Alisha eventually had her guard fetch her a coffee from somewhere in the building and she did her best to relax while drinking it. Although, in this entire process she kept some amount of a scowl on her face.
At the end the woman let out a sigh of relief.
"They match up," she explained. "Am I doing the usual?"
Alisha nodded. "That's right," she agreed. She set her coffee aside and stood.
"Oh," the young woman said. She had finally registered my existence. "I'm sorry, I've been in such a hurry I didn't even see you." She stuck a hand out. "I'm Claire," she introduced herself.
I started at her hand, reluctant to take it out of habit. But did so, though I couldn’t bring myself to say anything.
Claire looked at Alisha expectantly but Alisha just shrugged. “A new addition,” she stated and picked up her purse. “Do the usual and let me know if you need more accounts set up.” Those were her parting words as her guard followed her out.

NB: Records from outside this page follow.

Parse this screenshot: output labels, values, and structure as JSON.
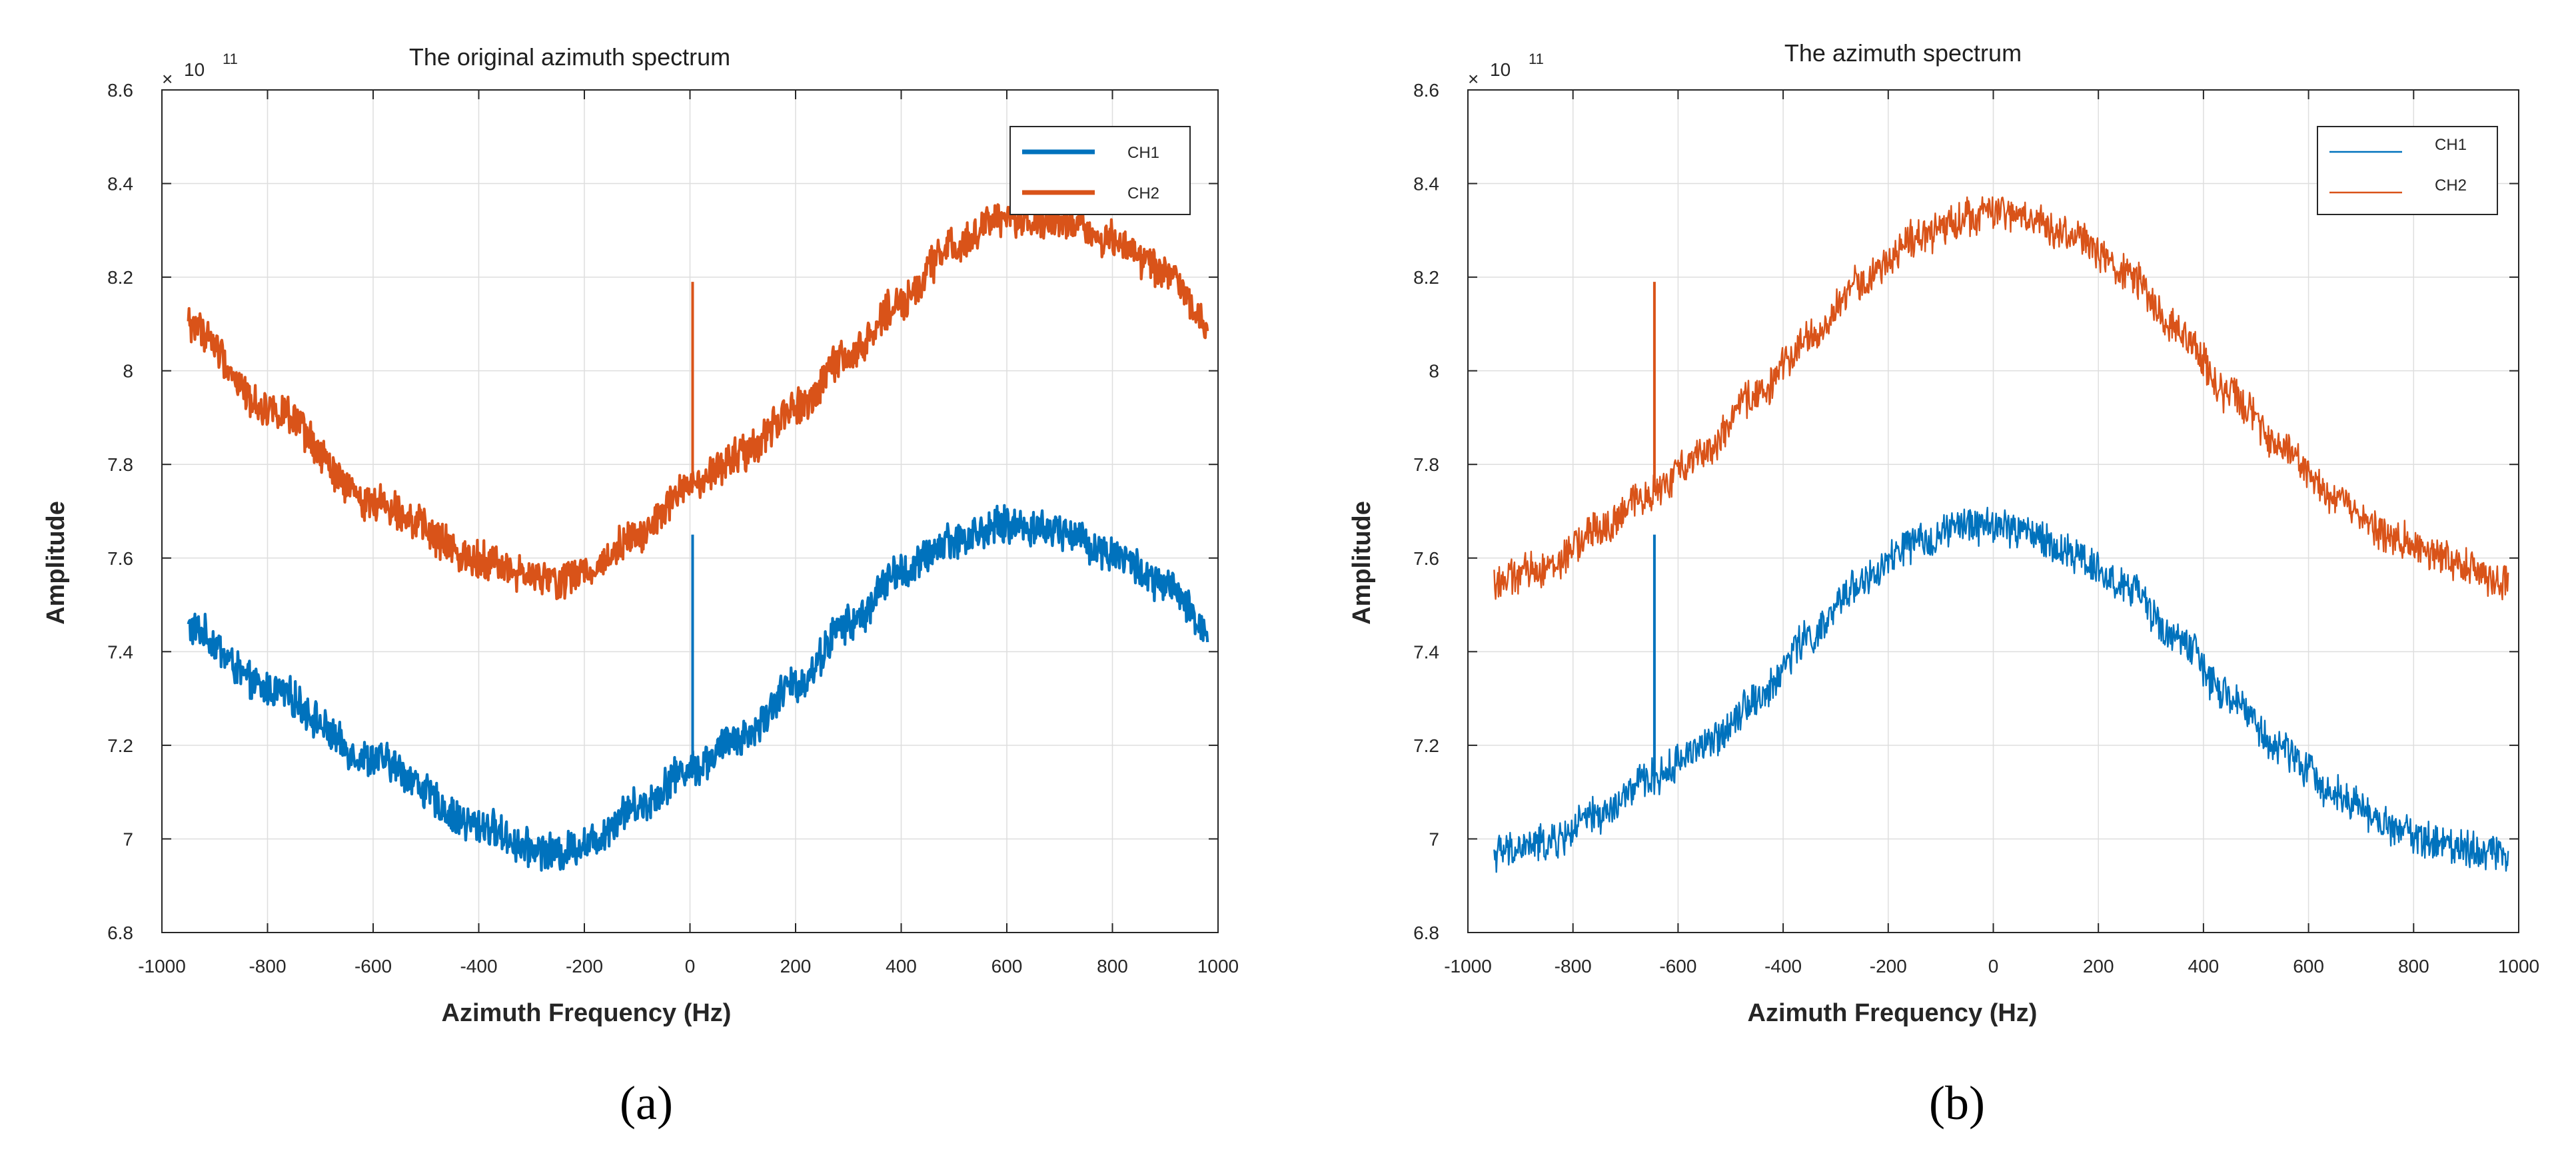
{
  "chart_data": [
    {
      "type": "line",
      "title": "The original azimuth spectrum",
      "panel_label": "(a)",
      "xlabel": "Azimuth Frequency (Hz)",
      "ylabel": "Amplitude",
      "exponent_label": "10",
      "exponent_power": "11",
      "xlim": [
        -1000,
        1000
      ],
      "ylim": [
        6.8,
        8.6
      ],
      "x_tick_labels": [
        "-1000",
        "-800",
        "-600",
        "-400",
        "-200",
        "0",
        "200",
        "400",
        "600",
        "800",
        "1000"
      ],
      "y_tick_labels": [
        "6.8",
        "7",
        "7.2",
        "7.4",
        "7.6",
        "7.8",
        "8",
        "8.2",
        "8.4",
        "8.6"
      ],
      "grid": true,
      "legend_position": "top-right",
      "legend_line_style": "thick",
      "x_range": [
        -950,
        980
      ],
      "series": [
        {
          "name": "CH1",
          "color": "#0072BD",
          "x": [
            -950,
            -800,
            -600,
            -400,
            -300,
            -250,
            -200,
            -100,
            0,
            100,
            200,
            300,
            400,
            500,
            600,
            700,
            800,
            900,
            980
          ],
          "values": [
            7.45,
            7.32,
            7.17,
            7.03,
            6.98,
            6.97,
            6.99,
            7.07,
            7.15,
            7.22,
            7.33,
            7.46,
            7.57,
            7.64,
            7.67,
            7.66,
            7.61,
            7.54,
            7.45
          ],
          "noise_amplitude": 0.035,
          "spike": {
            "x": 5,
            "to": 7.65
          }
        },
        {
          "name": "CH2",
          "color": "#D95319",
          "x": [
            -950,
            -800,
            -600,
            -400,
            -300,
            -250,
            -200,
            -100,
            0,
            100,
            200,
            300,
            400,
            500,
            600,
            700,
            800,
            900,
            980
          ],
          "values": [
            8.1,
            7.92,
            7.72,
            7.6,
            7.56,
            7.55,
            7.57,
            7.65,
            7.75,
            7.82,
            7.92,
            8.03,
            8.15,
            8.27,
            8.33,
            8.32,
            8.28,
            8.21,
            8.1
          ],
          "noise_amplitude": 0.035,
          "spike": {
            "x": 5,
            "to": 8.19
          }
        }
      ]
    },
    {
      "type": "line",
      "title": "The azimuth spectrum",
      "panel_label": "(b)",
      "xlabel": "Azimuth Frequency (Hz)",
      "ylabel": "Amplitude",
      "exponent_label": "10",
      "exponent_power": "11",
      "xlim": [
        -1000,
        1000
      ],
      "ylim": [
        6.8,
        8.6
      ],
      "x_tick_labels": [
        "-1000",
        "-800",
        "-600",
        "-400",
        "-200",
        "0",
        "200",
        "400",
        "600",
        "800",
        "1000"
      ],
      "y_tick_labels": [
        "6.8",
        "7",
        "7.2",
        "7.4",
        "7.6",
        "7.8",
        "8",
        "8.2",
        "8.4",
        "8.6"
      ],
      "grid": true,
      "legend_position": "top-right",
      "legend_line_style": "thin",
      "x_range": [
        -950,
        980
      ],
      "series": [
        {
          "name": "CH1",
          "color": "#0072BD",
          "x": [
            -950,
            -850,
            -750,
            -650,
            -550,
            -450,
            -350,
            -250,
            -150,
            -50,
            0,
            50,
            150,
            250,
            350,
            450,
            550,
            650,
            750,
            850,
            980
          ],
          "values": [
            6.97,
            6.99,
            7.05,
            7.13,
            7.2,
            7.3,
            7.43,
            7.55,
            7.63,
            7.67,
            7.67,
            7.66,
            7.61,
            7.54,
            7.43,
            7.3,
            7.19,
            7.1,
            7.03,
            6.99,
            6.97
          ],
          "noise_amplitude": 0.035,
          "spike": {
            "x": -645,
            "to": 7.65
          }
        },
        {
          "name": "CH2",
          "color": "#D95319",
          "x": [
            -950,
            -850,
            -750,
            -650,
            -550,
            -450,
            -350,
            -250,
            -150,
            -50,
            0,
            50,
            150,
            250,
            350,
            450,
            550,
            650,
            750,
            850,
            980
          ],
          "values": [
            7.55,
            7.58,
            7.66,
            7.74,
            7.83,
            7.95,
            8.07,
            8.19,
            8.28,
            8.33,
            8.34,
            8.33,
            8.29,
            8.21,
            8.09,
            7.95,
            7.83,
            7.73,
            7.65,
            7.6,
            7.55
          ],
          "noise_amplitude": 0.035,
          "spike": {
            "x": -645,
            "to": 8.19
          }
        }
      ]
    }
  ]
}
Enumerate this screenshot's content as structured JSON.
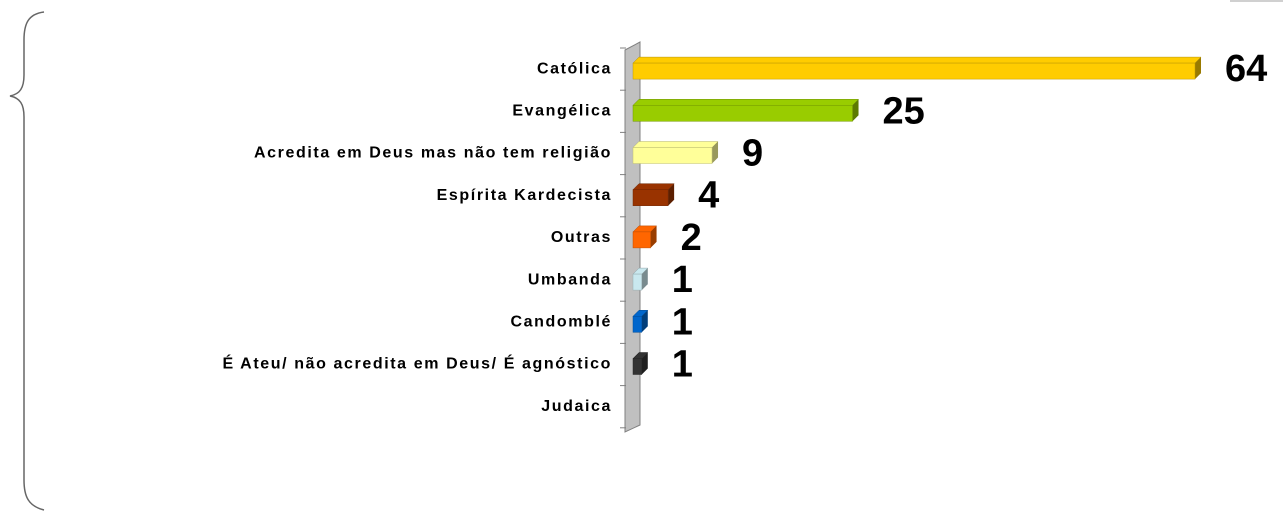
{
  "chart_data": {
    "type": "bar",
    "orientation": "horizontal",
    "categories": [
      "Católica",
      "Evangélica",
      "Acredita em Deus mas não tem religião",
      "Espírita Kardecista",
      "Outras",
      "Umbanda",
      "Candomblé",
      "É Ateu/ não acredita em Deus/ É agnóstico",
      "Judaica"
    ],
    "values": [
      64,
      25,
      9,
      4,
      2,
      1,
      1,
      1,
      null
    ],
    "colors": [
      "#ffcc00",
      "#99cc00",
      "#ffff99",
      "#993300",
      "#ff6600",
      "#c9e8ef",
      "#0066cc",
      "#333333",
      "#999999"
    ]
  }
}
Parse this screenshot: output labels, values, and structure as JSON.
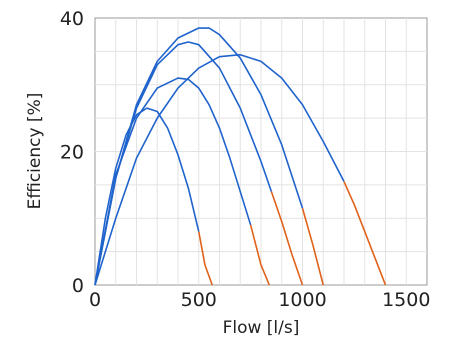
{
  "chart_data": {
    "type": "line",
    "title": "",
    "xlabel": "Flow [l/s]",
    "ylabel": "Efficiency [%]",
    "xlim": [
      0,
      1600
    ],
    "ylim": [
      0,
      40
    ],
    "x_ticks": [
      "0",
      "500",
      "1000",
      "1500"
    ],
    "x_tick_values": [
      0,
      500,
      1000,
      1500
    ],
    "y_ticks": [
      "0",
      "20",
      "40"
    ],
    "y_tick_values": [
      0,
      20,
      40
    ],
    "grid": true,
    "colors": {
      "main": "#1f63cc",
      "tail": "#e0621b"
    },
    "series": [
      {
        "x": [
          0,
          50,
          100,
          150,
          200,
          250,
          300,
          350,
          400,
          450,
          500,
          530,
          565
        ],
        "y": [
          0,
          10,
          17.5,
          22.5,
          25.5,
          26.5,
          26,
          23.5,
          19.5,
          14.5,
          8,
          3,
          0
        ],
        "tail_from_index": 10
      },
      {
        "x": [
          0,
          100,
          200,
          300,
          400,
          450,
          500,
          550,
          600,
          650,
          700,
          750,
          800,
          840
        ],
        "y": [
          0,
          16.5,
          25,
          29.5,
          31,
          30.8,
          29.5,
          27,
          23.5,
          19,
          14,
          9,
          3,
          0
        ],
        "tail_from_index": 11
      },
      {
        "x": [
          0,
          100,
          200,
          300,
          400,
          450,
          500,
          600,
          700,
          800,
          850,
          900,
          950,
          1000
        ],
        "y": [
          0,
          16,
          26.5,
          33,
          36,
          36.4,
          36,
          32.5,
          26.5,
          18.5,
          14,
          9.5,
          4.5,
          0
        ],
        "tail_from_index": 10
      },
      {
        "x": [
          0,
          100,
          200,
          300,
          400,
          500,
          550,
          600,
          700,
          800,
          900,
          1000,
          1050,
          1100
        ],
        "y": [
          0,
          16,
          27,
          33.5,
          37,
          38.5,
          38.5,
          37.5,
          34,
          28.5,
          21,
          11.5,
          6,
          0
        ],
        "tail_from_index": 11
      },
      {
        "x": [
          0,
          100,
          200,
          300,
          400,
          500,
          600,
          700,
          800,
          900,
          1000,
          1100,
          1200,
          1250,
          1300,
          1350,
          1400
        ],
        "y": [
          0,
          10,
          19,
          25,
          29.5,
          32.5,
          34.2,
          34.5,
          33.5,
          31,
          27,
          21.5,
          15.5,
          12,
          8,
          4,
          0
        ],
        "tail_from_index": 12
      }
    ]
  }
}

I only hesitated briefly as Claire seemed like a nice person who deserved a better farewell than that, but I didn’t actually know what the situation was. Alisha had to trust her if she was handling all that money, though.
Back in the car Alisha let out a heavy sigh and stretched her neck as best as she could until there were a few quiet pops, then sank against the seat. The ride back was quiet.